Markus Heiden wrote:
After executing actions, the actions (e.g. EntityInsertAction) will be moved from ActionQueue.inserts etc. to ActionQueue.executions to stay there until the transaction completes. Because they do have a reference to the instance being saved, they prevent that instance from being garbage collected. Isn't it possible to clear the instance field after execution? For example the EntityInsertAction needs the entity just for getting the id. Can't the id be retrieved direcly after execution?

I ask, because I tried to insert many new objects to the database and tried with Session.flush() and Session.evict() to get rid of these objects each 1000 objects, because the memory usage was too high. But for the above reason I had no chance to succeed. The workaround was to commit the session more often, but this breaks transactional behaviour.

Any thoughts?

Yes I have noticed O(N) performance in ActionQueue looking for work to do (or dirtyness or something) when there is a large active set of Objects in play. Don't forget that your underlying DB has to also track individual items too.

Is your issue memory or O(N) performance ? I found the performance was the killer over a few 1000 objects.


Break the transaction down, i.e. have a 2 stage pattern with your data, you initially create a persistable entity with a status=1 and commit batches of items in this state.

Any code that picks up that persitable entity (in DAO layer) ignores any instances where state=1 (conceptually they don't really exist yet since they are non-active).

Once your large transaction has finished creating all these new entites with state=1 then you run a new transaction which marks them all with state=2 (conceptually this is an active state). You can maintain your own active object list by simply holding the primary key value in a list, and this is what you walk.

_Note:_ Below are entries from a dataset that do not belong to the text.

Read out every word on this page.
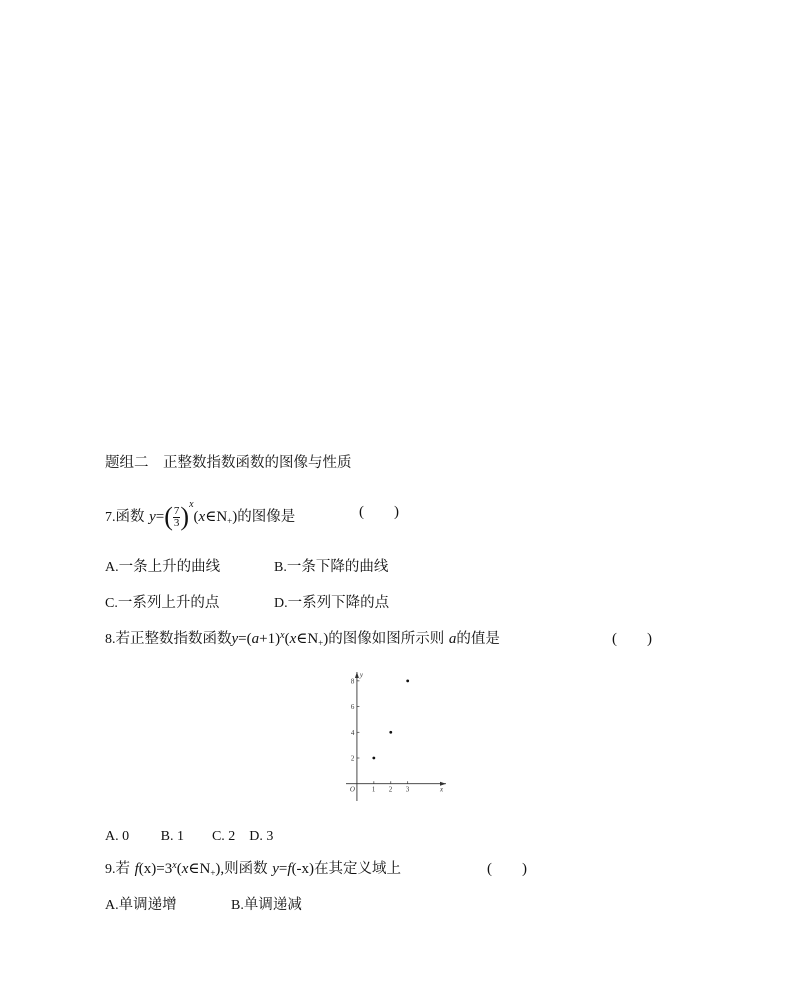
题组二　正整数指数函数的图像与性质
7.函数 $y=( \frac{7}{3}$ )$^x(x\in N_+)$的图像是	(　　)
A.一条上升的曲线	B.一条下降的曲线
C.一系列上升的点	D.一系列下降的点
8.若正整数指数函数$y=(a+1)^x(x\in N_+)$的图像如图所示则 a的值是	(　　)
x
y
O 1 2 3
2
4
6
8
A. 0　　 B. 1　　C. 2　D. 3
9.若 $f(x)=3^x(x\in N_+)$,则函数 y=f(-x)在其定义域上	(　　)
A.单调递增	B.单调递减
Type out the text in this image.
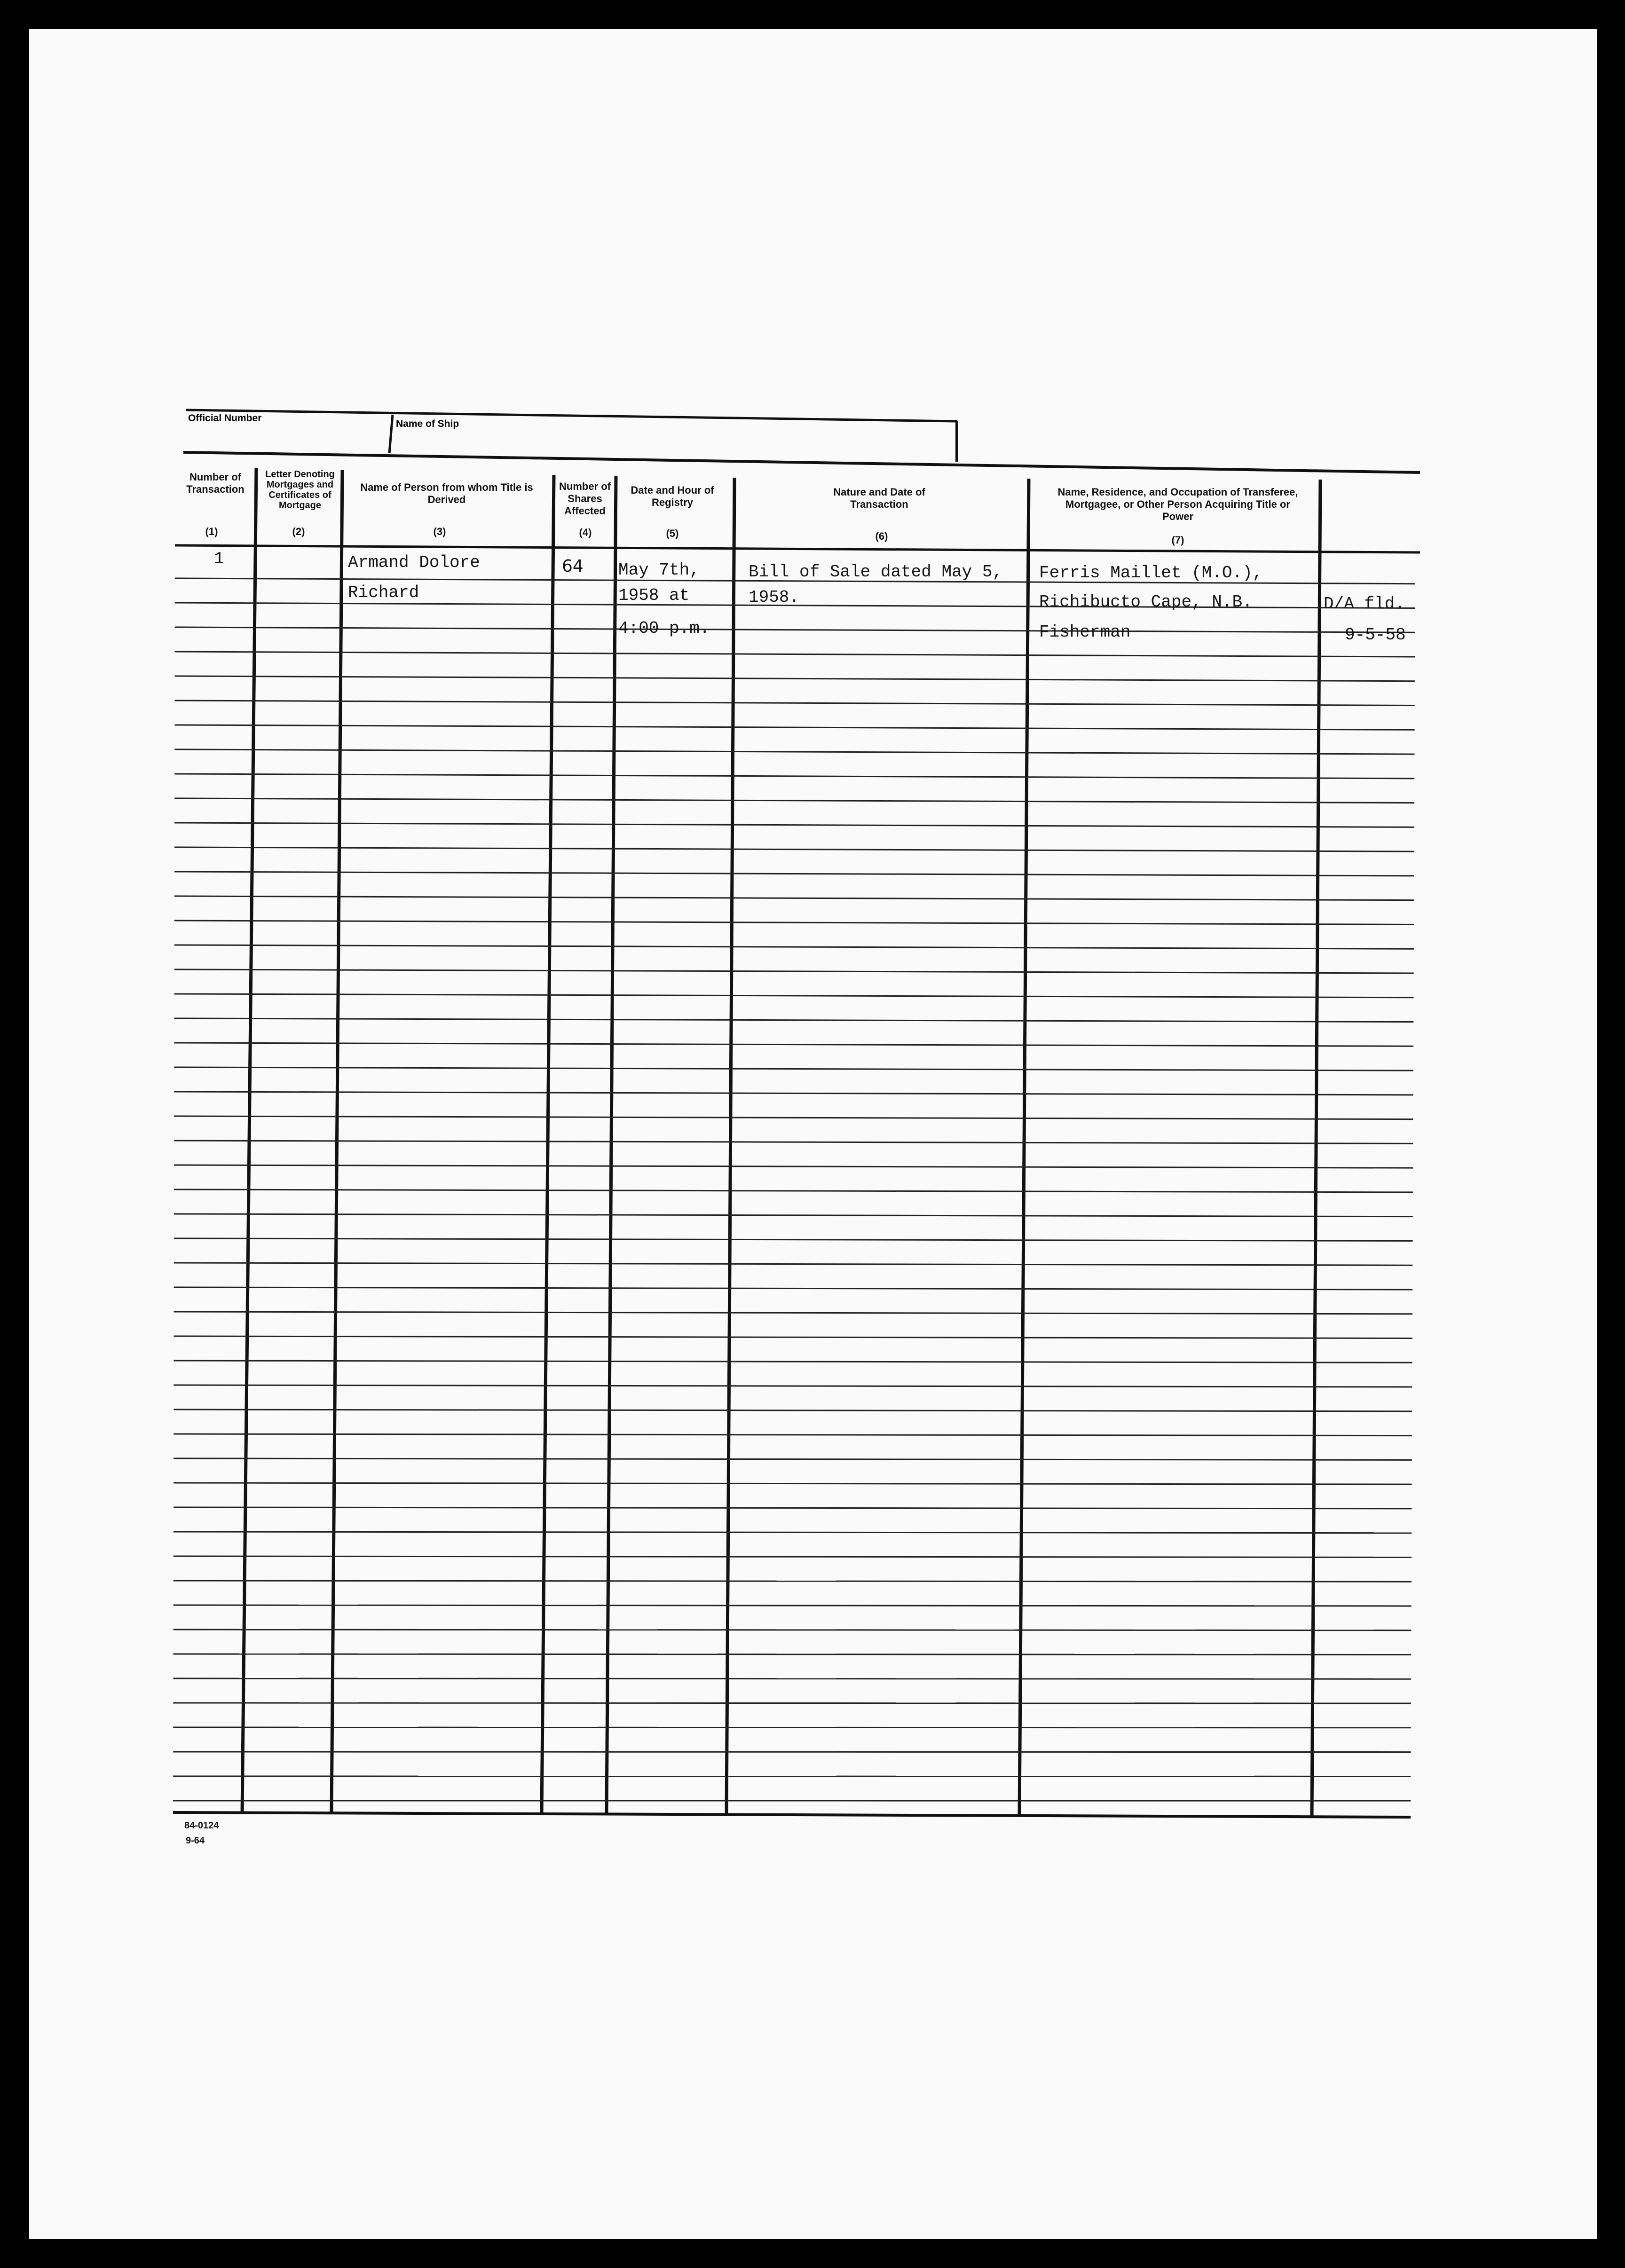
Official Number
Name of Ship
Number of Transaction
(1)
Letter Denoting Mortgages and Certificates of Mortgage
(2)
Name of Person from whom Title is Derived
(3)
Number of Shares Affected
(4)
Date and Hour of Registry
(5)
Nature and Date of Transaction
(6)
Name, Residence, and Occupation of Transferee, Mortgagee, or Other Person Acquiring Title or Power
(7)
1	Armand Dolore
Richard
64 May 7th,
1958 at
4:00 p.m.
Bill of Sale dated May 5,
1958.
Ferris Maillet (M.O.),
Richibucto Cape, N.B.
Fisherman
D/A fld.
9-5-58
84-0124
9-64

If your list is really huge then you may need to persist that separately too! Until you can get the business logic within the constraints of the CPU/memory resources you have for the task.


At some point given a large enough working set you will need to break your problem up into smaller transactions and redesign your approach.

Maybe the above pattern has a name, its a bit like a Java builder pattern but for the construction of large amounts of data in a transactional way.


Maybe this pattern is no use to you and you really want the moon on a stick to happen on your 386 with 640Kb.